Thank you very much for this video! I was struggling with the Shift+I shortcut because it always activated the eyedropper tool. I've never changed my shortcut settings, but it turned out that for some reason on my MacBook Pro, the correct shortcut is Shift+Command+I :)
Thank you so much! Your tutorials are very useful and helpful for me. And very easy to understand as well. Pls do more Ps tricks for product photography.

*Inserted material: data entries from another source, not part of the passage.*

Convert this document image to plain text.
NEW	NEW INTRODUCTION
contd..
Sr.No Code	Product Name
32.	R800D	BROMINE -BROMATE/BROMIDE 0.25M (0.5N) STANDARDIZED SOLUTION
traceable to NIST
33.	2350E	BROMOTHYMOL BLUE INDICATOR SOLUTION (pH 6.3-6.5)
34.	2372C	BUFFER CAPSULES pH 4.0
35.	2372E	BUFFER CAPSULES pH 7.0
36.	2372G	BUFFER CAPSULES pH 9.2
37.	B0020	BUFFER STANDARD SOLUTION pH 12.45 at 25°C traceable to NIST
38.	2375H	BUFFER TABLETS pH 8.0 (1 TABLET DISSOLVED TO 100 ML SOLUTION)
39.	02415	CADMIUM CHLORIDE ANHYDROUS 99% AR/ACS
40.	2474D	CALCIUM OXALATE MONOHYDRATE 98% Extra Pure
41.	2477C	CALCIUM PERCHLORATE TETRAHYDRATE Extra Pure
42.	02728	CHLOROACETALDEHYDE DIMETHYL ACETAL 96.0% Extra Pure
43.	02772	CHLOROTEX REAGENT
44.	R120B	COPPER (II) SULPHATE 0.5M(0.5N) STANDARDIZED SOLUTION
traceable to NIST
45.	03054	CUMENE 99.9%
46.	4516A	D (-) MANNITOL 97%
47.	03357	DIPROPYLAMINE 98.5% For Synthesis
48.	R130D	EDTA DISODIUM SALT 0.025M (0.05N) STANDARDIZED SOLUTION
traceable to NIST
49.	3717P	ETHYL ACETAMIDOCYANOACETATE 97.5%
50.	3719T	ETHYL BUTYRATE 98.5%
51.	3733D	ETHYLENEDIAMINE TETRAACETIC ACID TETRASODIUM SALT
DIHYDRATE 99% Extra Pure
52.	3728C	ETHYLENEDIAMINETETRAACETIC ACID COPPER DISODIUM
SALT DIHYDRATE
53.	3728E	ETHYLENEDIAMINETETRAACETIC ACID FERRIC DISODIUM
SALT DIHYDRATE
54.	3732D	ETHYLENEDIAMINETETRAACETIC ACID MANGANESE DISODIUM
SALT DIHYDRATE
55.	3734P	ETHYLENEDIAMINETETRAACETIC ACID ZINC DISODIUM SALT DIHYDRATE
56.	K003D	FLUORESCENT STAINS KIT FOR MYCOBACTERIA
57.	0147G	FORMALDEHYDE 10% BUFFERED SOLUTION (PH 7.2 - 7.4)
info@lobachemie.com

Hey man. Your stuff is super helpful. I’m just getting product photography and am a complete newbie with photoshop but your videos have inspired and helped me a great deal
I must confess, your videos are super educative and straight to the point. My question is would you go through the stress of arranging different backgrounds when you can shoot on a white paper and do the manipulation you did in this video: ru-vid.com/video/%D0%B2%D0%B8%D0%B4%D0%B5%D0%BE-YOWDaxVGO9I.htmlsi=VqcNAC4bX4crnItJ
I do NOT agree! It is interesting as a technique but for me, as a consumer, the original image was more appealing while the second one is flat and artificial. I will not be attracted by a product presented in this way. I want to know that what I see is real. The first image represent few sheets of colored paper. Easy to identify. The second image represent what? One colored paper sheet? Or what? It is too artificial to make me buy the product.
All he did was clean up the line, it's still the same sheets of coloured paper as you referred to . So what exactly is it that you have an issue with ? If you saw the final image on a poster, you wouldn't be aware of the work that went into it post production tbh :)
@@lifewithlade6844 you not understand. When you take out small shadows , all images lose volume and shape. Look at food photograpjy. If you take pictures on a textured, wood table versus a sheet of vinil. Is a big difence in eye perception. When you take pictures on flat, not consistent paper, all you have are those small imperfect lines.